A piece in today's FT magazine reminded me that I wrote about L. Cornelissen in the long version of the Do Interesting book. It's still in there but it got trimmed a lot. It's below.
And there's this lovely little quote from the owner.
Here's the piece. This version's also better because it's got a longer interview with Navaz...
There’s a shop called L Cornelissen and Son. They’ve been selling art supplies in London since 1855.
The place sells colour like a Harry Potter shop might sell magic; like a mediaeval library for paint and papers.
And they’re indirectly responsible for billions of pounds of commercial creativity, because generations of advertising art directors and copywriters get their particular large, green scrapbooks from L. Cornelissen.
Advertising creatives have particularly well honed habits when it comes to the production of interesting ideas. They do it on demand. For money. They know, more than almost anyone else, that you can’t rely on inspiration.
So they collect and collect and collect.
Images, photography, illustrative styles, bits of type, overheard speech, fragments of idea, other ads, anything that grabs their eye.
None of it with any real purpose other than one day it’ll come in handy. (And this is one place where the industry's reputation for kleptomania comes from.)

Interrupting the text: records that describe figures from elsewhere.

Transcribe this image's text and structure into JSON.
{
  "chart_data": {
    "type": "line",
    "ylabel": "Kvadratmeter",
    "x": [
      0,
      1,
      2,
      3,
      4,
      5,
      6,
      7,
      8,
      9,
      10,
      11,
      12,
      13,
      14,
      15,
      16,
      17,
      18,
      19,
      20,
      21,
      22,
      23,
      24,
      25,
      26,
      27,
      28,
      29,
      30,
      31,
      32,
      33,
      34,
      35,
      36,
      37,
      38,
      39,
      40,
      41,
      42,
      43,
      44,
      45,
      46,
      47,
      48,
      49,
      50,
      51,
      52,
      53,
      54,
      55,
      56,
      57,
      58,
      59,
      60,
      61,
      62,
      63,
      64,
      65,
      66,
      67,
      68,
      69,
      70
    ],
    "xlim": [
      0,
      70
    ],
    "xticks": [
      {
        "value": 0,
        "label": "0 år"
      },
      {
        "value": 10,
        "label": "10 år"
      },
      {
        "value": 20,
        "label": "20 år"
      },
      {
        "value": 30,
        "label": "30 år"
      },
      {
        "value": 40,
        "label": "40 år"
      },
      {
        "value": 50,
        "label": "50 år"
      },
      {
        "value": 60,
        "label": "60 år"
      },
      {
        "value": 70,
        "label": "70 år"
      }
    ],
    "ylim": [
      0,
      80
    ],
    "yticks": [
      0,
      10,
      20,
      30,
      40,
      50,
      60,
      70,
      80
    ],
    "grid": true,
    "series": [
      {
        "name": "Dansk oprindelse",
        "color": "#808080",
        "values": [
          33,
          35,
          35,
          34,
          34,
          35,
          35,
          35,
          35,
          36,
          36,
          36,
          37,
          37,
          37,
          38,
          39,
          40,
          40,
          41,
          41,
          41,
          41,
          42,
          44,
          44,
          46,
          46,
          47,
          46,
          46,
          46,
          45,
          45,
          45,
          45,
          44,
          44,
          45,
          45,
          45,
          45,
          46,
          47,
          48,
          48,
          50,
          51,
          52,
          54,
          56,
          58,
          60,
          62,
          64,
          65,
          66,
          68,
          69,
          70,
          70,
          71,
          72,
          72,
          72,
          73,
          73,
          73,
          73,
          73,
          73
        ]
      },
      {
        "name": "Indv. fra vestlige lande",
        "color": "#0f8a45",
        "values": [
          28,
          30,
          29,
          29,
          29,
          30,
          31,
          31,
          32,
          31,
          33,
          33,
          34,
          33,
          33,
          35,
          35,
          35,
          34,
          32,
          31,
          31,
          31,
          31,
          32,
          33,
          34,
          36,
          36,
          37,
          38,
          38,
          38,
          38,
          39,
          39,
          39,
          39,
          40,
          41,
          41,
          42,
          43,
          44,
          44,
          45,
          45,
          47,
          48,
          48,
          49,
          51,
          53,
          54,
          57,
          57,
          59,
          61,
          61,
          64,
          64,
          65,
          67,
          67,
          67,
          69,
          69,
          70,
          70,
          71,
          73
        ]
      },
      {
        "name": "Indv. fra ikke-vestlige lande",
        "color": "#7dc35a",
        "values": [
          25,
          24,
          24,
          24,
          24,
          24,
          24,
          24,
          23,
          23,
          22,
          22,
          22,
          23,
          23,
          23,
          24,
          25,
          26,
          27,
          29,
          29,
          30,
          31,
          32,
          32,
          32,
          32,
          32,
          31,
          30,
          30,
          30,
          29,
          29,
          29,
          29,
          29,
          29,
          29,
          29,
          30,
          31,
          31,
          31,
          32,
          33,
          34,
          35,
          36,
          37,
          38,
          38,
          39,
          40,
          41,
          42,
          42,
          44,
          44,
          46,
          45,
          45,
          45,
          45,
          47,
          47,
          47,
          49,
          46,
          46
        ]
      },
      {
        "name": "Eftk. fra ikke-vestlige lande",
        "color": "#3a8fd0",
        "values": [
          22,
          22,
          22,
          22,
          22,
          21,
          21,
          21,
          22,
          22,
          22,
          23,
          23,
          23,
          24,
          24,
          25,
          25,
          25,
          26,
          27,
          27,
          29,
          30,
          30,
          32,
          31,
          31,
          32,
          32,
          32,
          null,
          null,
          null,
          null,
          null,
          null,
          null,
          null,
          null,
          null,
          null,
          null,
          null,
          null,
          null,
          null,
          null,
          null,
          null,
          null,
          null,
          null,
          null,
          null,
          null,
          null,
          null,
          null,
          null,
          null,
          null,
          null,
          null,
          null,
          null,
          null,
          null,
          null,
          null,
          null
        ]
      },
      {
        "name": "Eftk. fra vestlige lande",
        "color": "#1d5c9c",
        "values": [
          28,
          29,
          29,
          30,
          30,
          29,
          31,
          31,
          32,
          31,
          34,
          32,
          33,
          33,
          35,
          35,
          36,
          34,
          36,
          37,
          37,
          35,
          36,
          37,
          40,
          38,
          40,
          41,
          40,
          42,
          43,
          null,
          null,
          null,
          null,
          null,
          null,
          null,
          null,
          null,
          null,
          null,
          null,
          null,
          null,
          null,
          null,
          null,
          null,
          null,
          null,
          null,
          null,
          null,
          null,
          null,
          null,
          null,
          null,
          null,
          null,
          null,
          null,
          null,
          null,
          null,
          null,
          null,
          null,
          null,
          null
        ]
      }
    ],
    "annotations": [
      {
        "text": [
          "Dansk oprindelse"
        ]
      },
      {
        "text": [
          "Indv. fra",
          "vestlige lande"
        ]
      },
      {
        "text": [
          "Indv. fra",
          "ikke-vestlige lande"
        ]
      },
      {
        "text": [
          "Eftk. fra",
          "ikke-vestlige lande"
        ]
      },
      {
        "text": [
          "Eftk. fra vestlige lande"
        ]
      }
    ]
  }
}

Everyone in an advertising agency has seen it: late at night, ‘the creatives’ stuck on a project, desperately leafing through their scrapbooks looking for the image, or the juxtaposition of images, that’ll light up their brief.
And then, even later, sneaking into another creative team’s office to see what’s in their scrapbooks.
This is where most of the best ads in the world have come from.
Follow their lead. Collect stuff that catches your eye. Stick it in a book. Flick through when you’re looking for ideas. You can do it electronically but paper really helps. You develop a sense memory for where a particular idea sits, you get the unexpected connections and happy accidents of adjacent pages, you get something to do with your hands when you’re thinking, and something to share with your work partner.
Maybe physical scrapbooks work by being tools for what the psychologist Ellen Langer calls ‘soft openness’
“What you want is a soft openness—to be attentive to the things you’re doing but not single-minded, because then you’re missing other opportunities.”
And it’s not just advertising creatives who love scrapbooks. Fashion people are the same.
Navaz Batliwalla is an editorial consultant, author, stylist and fashion blogger. I talked to her about her creative habits.
“Yeah, I have scrapbooks and I've been doing scrapbooks since I was a student. I'm like a scrapbook myself. I'm very hybridy. Taking things from different places and then hatching them together in whatever context.
I love collage and when I went to college I actually wanted to be an illustrator. The course was called fashion promotion, illustration, and photography. The course was like a collage itself.
One of my good friends at college was into collage and he made these beautiful scrapbooks. And I got this really amazing one with different coloured papers, it was massive and quite expensive so I just keep stuffing and stuffing and stuffing.
So now I’ve got to the point where they're completely overstuffed and now I just use boxes and carrier bags. Bags full of scraps and it's really relaxing, putting the scraps together because that's when you start making connections.
I tend to revisit them all the time. And I tend to play with the scraps rather than actually putting them in the scrapbook. Once you commit to the scrapbook, it’s like I’ve finished something. I've made this lovely piece of art. So you are torn. How do I use this? Do I commit it to this or do I commit to something else?
It's so relaxing and even the process of putting straps together, your mind wanders. Maybe I do it every six months and all the things that happened to you in your life in six months means that you're looking at this piece in a different way. It means something completely different. It then goes with something else.
And if I'm starting a big project, like a book, you can just get the scrap out or get the box of sheets out and just start going through them, pulling things out and making a new pile and a way of thinking.
It's a way of easing yourself into the subject and it's amazing because although I know my scrapbooks and my boxes quite well now, there's always things that you've forgotten about. Something that you kept not knowing what it'll be for.
Also, when you look back through your scrapbook you find, oh, there's some themes in here which maybe you didn't know you were interested in to start with.”